I all I have not posted in some time, but have been reading a lot. I have started doing sublimation in my store now and still trying to work out some of the kinks. This forum has been a great source of info for me as I move forward.
I have started with; (low budget)
C88 printer w/ carts, artainiun inks
15 x 15 press
oven for mugs w/wraps
aand a few unisub items and mugs to get my samples going.

The c88 is working out fine so far getting the icc color settings worked out for the items that I have. Also working on getting images added to my web site. Promoting to any any one that come in to my store show off the sample I have done so far. I have even been able to sale a few items as I learn which has made me very happy. Anyway looking forward as my inks get low I have been looking at maybe another printer, the cost of the ink for the c88 is a bit much for what you get. Now here come a new player in the game Ricoh GXe3300N.

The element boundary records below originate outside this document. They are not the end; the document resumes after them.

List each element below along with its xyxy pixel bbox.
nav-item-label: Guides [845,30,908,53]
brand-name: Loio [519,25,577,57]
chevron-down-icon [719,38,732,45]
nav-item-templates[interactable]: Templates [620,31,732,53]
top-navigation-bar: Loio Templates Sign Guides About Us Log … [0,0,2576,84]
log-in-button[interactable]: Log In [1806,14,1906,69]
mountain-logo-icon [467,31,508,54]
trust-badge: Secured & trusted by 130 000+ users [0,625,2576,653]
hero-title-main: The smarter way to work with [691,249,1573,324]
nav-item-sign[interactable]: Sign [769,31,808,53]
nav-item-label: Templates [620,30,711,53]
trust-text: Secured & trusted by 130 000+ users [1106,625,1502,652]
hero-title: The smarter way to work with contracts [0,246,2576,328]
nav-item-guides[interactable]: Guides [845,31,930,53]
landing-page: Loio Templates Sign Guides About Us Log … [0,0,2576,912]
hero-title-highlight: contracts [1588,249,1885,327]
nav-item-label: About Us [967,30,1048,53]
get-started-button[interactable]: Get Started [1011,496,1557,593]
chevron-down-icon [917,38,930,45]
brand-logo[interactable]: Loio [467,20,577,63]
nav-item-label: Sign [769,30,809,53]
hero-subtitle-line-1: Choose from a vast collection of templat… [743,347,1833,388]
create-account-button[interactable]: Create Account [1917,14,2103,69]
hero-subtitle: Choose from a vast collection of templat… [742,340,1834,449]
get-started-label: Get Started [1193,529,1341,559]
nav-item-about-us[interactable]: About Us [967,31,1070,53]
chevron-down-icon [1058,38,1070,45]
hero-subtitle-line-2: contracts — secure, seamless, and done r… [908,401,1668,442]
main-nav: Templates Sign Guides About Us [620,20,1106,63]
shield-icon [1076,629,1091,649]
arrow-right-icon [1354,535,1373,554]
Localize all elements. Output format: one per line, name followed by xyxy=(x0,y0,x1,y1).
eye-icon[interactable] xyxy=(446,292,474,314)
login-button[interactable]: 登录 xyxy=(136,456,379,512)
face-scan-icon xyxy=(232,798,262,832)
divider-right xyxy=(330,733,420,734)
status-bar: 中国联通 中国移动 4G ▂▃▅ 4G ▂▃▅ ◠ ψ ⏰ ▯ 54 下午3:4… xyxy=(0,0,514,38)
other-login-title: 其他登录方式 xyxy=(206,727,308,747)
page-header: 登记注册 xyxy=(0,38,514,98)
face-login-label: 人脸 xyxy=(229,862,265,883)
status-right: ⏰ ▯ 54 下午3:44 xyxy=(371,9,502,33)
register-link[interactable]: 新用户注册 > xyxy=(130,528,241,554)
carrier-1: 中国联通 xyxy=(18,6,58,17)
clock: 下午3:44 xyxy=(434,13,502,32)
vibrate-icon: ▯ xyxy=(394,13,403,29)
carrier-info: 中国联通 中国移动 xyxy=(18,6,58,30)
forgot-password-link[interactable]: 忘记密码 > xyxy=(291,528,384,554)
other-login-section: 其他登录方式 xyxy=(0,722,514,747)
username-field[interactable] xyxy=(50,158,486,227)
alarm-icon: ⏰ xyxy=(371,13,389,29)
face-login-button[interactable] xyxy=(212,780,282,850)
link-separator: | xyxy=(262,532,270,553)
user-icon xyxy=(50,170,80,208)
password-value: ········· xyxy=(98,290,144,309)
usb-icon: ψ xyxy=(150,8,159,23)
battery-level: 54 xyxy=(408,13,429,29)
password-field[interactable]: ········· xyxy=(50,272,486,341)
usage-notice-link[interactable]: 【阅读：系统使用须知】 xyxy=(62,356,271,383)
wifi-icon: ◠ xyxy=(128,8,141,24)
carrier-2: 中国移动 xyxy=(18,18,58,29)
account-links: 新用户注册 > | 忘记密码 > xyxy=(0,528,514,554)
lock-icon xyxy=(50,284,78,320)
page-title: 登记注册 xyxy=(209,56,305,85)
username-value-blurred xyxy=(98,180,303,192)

Not a bad price, carts have more ink, and cost less 
I know I will wait until demand for this process picks up more before I do anything. Just makes me think how long will I be able to get ink for the c88. 
I have been looking at refill cart and bottle inks for the past week and think that maybe my next move, just hold on to my c88. As some say in the car or bike world "Drive it like you stole it". Until the wheels fall off, but in this case until the printed head falls out.
Anyway I just needed to blow off some steam sorry for the long post.
I'm just having so much fun learning about this process and this place has been great for information. KEEP UP THE GOOD WORK.


----------